Мне хочется закурить, но я не закуриваю, потому что запах табака может разбудить моего друга и он проснется, вспомнит Галю Ломжину и, может быть, загрустит — ведь не было у него в юности поездки на разъезд, и ведь ни разу не ожидал он Галю Ломжину в тени дерева у освещенного многооконного ее дома, любил безнадежно и несчастливо. Что ж, я тоже не был счастлив в первой любви, и если рассудить, ничего у меня не было, кроме ожиданий встречи и коротких перемолвок, кроме поездки на разъезд, где мы читали Пушкина, ходили босиком по лиловым рельсам и липким шпалам, говорили о вечном, где Галя Ломжина брала мою ладонь и приставляла к ней свою и смеялась, какая большая ладонь у меня и какая маленькая — у нее. Так почему теперь мне кажется счастьем то далекое, забытое и вдруг явившееся снова, почему вспоминается как самый светлый день жизни тот лень, что прожил я в станционной будке, и почему мне представляется наша с Борисом юность прекрасной и лишенной обид? Почему не странно мне, что Галя Ломжина вовсе не стала актрисой, как я полагал, и что она просто жена, ожидает мужа со службы, стирает ему подворотнички, а Володька приходит усталый, с пылью на коричневом лице и не разговаривает до самого вечера, пока не отдохнет, и почему я не хочу знать всего этого, ставшего, возможно, ее привычным бытом, а хочу с ощущением необыкновенной чистоты видеть ее руки, опаленные майским солнцем, и как она подносит ко рту какую-то зеленую траву? И почему такой девочкой я смогу вообразить ее и потом, лет через двадцать, когда мы с Борисом опять придем ночевать в шалаш на берегу Ведричи?
Потом думается мне: все это оттого, что у меня и у Бориса удача в жизни, что мы стали физиками и что работа нас поглощает, что у нас все хорошо и прочно, что у нас верные жены, любящие нас и любимые нами. Они сейчас еще не спят, слоняются из комнаты в комнату, ропщут на нас, а мы придем завтра в полдень, потому что с утра может быть хороший клев.
Я все же решаю закурить, спичка долго не загорается, чертит красный пунктир по коробку, и с первой затяжкой меня вновь охватывает радость, хотя не могу найти, откуда она, как не могу ответить, почему так настойчиво вспоминается тот разъезд, та станционная будка, светлая внутри, точно стакан, почему звучат томительные, невольно складывающиеся слова: «Ты помнишь Галю Ломжину?
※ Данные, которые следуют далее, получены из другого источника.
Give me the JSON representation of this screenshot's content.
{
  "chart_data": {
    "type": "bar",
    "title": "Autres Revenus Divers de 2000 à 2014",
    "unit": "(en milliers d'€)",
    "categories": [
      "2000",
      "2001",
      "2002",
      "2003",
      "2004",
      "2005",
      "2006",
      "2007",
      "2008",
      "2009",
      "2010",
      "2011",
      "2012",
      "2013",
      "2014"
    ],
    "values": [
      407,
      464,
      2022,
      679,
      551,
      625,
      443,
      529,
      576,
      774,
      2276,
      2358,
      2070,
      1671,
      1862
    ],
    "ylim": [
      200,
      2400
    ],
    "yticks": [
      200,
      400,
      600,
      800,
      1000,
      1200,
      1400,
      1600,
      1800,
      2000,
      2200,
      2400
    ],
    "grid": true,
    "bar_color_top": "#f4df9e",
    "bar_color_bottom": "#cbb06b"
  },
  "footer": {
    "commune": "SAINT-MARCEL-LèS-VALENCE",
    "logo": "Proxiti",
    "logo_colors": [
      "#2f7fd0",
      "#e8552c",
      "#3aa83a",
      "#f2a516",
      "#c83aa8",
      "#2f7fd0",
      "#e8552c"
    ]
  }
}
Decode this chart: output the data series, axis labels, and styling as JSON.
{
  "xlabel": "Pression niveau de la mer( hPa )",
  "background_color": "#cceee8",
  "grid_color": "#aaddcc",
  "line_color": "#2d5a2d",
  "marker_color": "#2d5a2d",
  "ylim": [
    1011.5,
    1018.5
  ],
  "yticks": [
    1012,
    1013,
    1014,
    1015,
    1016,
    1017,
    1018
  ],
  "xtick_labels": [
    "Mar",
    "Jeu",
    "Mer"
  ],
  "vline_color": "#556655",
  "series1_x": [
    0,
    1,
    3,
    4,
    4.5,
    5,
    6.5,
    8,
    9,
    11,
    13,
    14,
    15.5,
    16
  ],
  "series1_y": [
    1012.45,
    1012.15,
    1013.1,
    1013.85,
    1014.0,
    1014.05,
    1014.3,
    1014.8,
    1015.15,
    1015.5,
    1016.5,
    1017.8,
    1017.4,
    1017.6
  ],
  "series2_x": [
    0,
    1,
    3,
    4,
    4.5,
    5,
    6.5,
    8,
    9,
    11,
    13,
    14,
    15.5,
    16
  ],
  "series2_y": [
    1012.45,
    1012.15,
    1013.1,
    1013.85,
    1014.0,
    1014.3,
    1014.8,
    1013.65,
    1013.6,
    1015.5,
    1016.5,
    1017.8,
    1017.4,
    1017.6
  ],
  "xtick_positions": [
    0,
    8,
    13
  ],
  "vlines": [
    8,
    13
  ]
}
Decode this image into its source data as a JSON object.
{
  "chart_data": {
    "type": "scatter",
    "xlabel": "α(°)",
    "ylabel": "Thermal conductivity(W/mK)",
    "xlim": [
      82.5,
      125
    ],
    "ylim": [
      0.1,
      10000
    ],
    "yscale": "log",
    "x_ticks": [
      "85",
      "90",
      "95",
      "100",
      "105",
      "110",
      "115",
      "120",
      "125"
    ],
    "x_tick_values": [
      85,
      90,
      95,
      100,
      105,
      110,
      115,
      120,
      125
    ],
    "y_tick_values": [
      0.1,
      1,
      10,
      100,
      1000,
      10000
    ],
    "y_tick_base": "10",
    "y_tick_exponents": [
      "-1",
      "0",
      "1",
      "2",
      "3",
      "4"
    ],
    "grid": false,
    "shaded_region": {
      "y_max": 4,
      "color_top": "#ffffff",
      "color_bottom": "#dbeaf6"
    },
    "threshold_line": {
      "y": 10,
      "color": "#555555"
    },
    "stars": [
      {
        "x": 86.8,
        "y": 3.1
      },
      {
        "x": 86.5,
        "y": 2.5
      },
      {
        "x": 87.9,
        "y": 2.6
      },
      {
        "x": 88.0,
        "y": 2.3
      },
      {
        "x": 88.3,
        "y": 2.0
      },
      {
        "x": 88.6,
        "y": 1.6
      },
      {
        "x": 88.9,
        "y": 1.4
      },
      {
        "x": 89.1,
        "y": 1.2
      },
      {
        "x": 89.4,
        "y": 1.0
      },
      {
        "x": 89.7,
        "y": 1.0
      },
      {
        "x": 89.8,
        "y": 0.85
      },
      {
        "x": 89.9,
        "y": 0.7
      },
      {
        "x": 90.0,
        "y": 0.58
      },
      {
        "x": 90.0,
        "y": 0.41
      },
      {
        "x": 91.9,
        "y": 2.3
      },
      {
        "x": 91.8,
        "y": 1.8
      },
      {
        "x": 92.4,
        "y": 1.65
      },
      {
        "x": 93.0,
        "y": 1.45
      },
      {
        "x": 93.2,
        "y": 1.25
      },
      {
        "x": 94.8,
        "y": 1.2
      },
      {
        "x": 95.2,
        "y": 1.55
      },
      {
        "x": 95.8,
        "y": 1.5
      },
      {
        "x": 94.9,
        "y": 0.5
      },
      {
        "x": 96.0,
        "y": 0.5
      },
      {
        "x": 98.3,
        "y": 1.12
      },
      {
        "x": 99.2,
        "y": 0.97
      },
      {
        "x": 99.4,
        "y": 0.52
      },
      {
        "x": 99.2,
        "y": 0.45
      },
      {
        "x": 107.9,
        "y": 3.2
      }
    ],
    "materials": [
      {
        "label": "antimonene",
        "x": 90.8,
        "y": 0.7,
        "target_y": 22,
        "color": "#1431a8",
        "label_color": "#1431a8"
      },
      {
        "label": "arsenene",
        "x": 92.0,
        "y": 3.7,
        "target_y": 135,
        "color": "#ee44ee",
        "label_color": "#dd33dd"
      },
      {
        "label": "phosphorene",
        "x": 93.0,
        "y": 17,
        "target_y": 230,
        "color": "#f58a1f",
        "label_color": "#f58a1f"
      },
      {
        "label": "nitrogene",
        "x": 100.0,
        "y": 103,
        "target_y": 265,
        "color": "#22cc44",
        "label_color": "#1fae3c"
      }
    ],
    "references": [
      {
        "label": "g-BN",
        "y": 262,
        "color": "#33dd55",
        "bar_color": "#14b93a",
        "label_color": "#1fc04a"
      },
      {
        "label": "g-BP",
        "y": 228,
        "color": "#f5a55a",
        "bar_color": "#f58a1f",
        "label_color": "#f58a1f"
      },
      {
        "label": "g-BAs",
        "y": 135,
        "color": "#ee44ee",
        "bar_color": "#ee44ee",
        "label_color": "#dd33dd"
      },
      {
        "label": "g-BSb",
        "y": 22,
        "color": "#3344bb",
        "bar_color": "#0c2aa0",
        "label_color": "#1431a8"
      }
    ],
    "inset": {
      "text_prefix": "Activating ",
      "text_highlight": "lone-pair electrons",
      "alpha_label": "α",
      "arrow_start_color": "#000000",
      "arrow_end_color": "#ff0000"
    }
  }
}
Ты помнишь дубовую рощу? Ты помнишь?..» И тут я думаю, что когда-нибудь потом, в старости, когда начнутся болезни и станут одолевать мысли о том неизбежном, что ожидает каждого из нас, мне так же остро и отчетливо, как я вспоминаю сейчас свою юность, вспомнится нынешняя дорога по лугу под дождем, ночлег в шалаше, лошадь, бродящая в ночи на том берегу, и покажется самым счастливым обычный день, когда мы с Борисом ничего не поймали, купались, а потом сидели тесно, курили, и дым собирался в шалаше.
Но как еще долго жить!
Гейзер
© Издательство «Современник», «Двое на перроне», 1973.
Когда тебе пятнадцать лет и у тебя есть друг и когда вы оба дружите с одноклассницей, которую оберегаете от возможных огорчений, то очень часто воображаешь всякие там происшествия, которые могут захватить всех троих и преобразить жизнь, и вот теперь, в одиночестве, все склоняло Толю к фантазии, он бродил по комнатам и косился на телефонный аппарат, и вдруг сейчас проснется телефон, и откуда-то сверху, с седьмого своего этажа, одноклассница Наташа произнесет возвышенные слова, обратившись к нему на «вы», и он тоже ей будет отвечать на «вы»…
Откуда такая странность, чтобы с почтением обращаться к приятелю, словно он старше тебя? Однажды они всем классом собрались слушать магнитофон, танцевали и писали друг дружке записки, кто-то первый сочинил чепуху: «Вы сегодня особенно очаровательны, княжна», кому-то понравилось так обращаться к другу, как будто и ты и он взрослые, но особенно по душе все это пришлось Толе, потому что он очень любил старые романы — как там думают и говорят, какие у всех манеры.
«Вы сегодня особенно очаровательны, княжна», — повторил он мысленно, то ли с усмешкой, то ли с горьким сочувствием к самому себе, и посмотрел в белый потолок — с первого этажа словно бы посмотрел туда, на седьмой этаж, где жила Наташа, и поскольку она жила на такой высоте, то, выходит, не просто расхаживала там, на седьмом небе, а летала над всеми этажами, над всеми людьми, над кастрюлями и телевизорами.